Turok: Evolution received "mixed or average" reviews, according to review aggregator Metacritic. Among the home console versions, an analysis by IGN found the Xbox game best on account of its graphics and sound, while noting the PS2 version had the worst graphics and load times. PC Zone criticized the Windows version as a bad port with poor graphics.

Scott Alan Marriott, reviewing the GameCube version for AllGame, noted that the game addressed numerous complaints regarding the earlier Turok installments. However, he found that some of the changes made for a worse game experience: "The level design is less interesting [...], with linear stages taking minutes to complete. Also gone are the cinematic cut-scenes to help tie the story together and create a sense of purpose." Marriott was also frustrated by the controls in the flying levels and considered the game's overall graphical quality "wildly inconsistent", although he praised the sound effects and music.
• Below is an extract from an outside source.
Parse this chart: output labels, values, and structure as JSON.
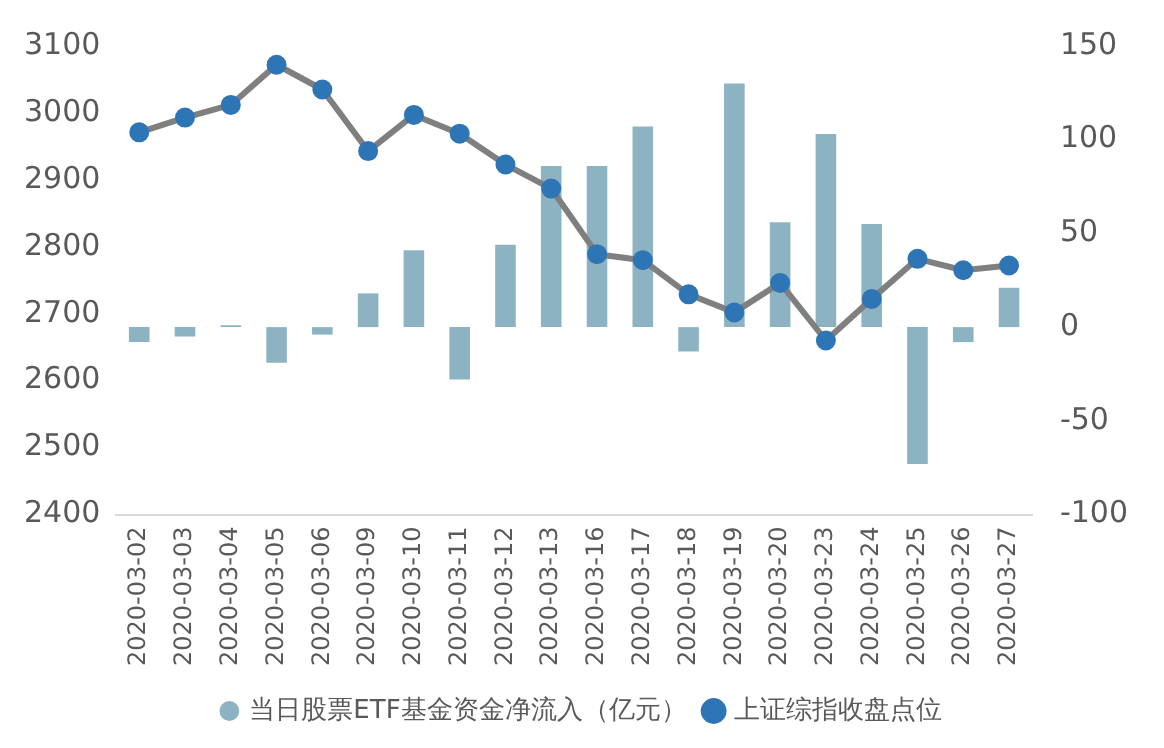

Jason D'Aprile reviewed the Xbox version for Extended Play and called it "entertaining enough but not particularly memorable". He too found the graphics inconsistent, praising the character models while criticizing the "drab" and outdated landscapes. He also stated that the sound and music do not sync well with gameplay, although he did enjoy the addition of flying levels.

The game's villain, Tobias Bruckner, lived on through Electronic Gaming Monthlys annual Tobias Bruckner Memorial Awards, which "honored" what they perceived to be the worst in video games, with categories specific to the games released in that year.

Aggregate score
| Aggregator | Score |
|---|---|
| Metacritic | (GC) 70/100 (PS2) 61/100 (Xbox) 68/100 |

Review scores
| Publication | Score |
|---|---|
| AllGame | 2/5 (GameCube) |
| PC Zone | 2.8/10 (Windows) |
| Extended Play | 3/5 (Xbox) |

==Cancelled sequel==
After the release of Turok: Evolution, Acclaim Studios Austin placed a small team in charge of creating a sequel. The project was not picked up, and the team moved on to other projects.

In June 2004, Classic Media announced that they had revoked Acclaim's video game rights for the franchise due to a lack of royalty payment, preventing a sequel from being made regardless of the circumstance.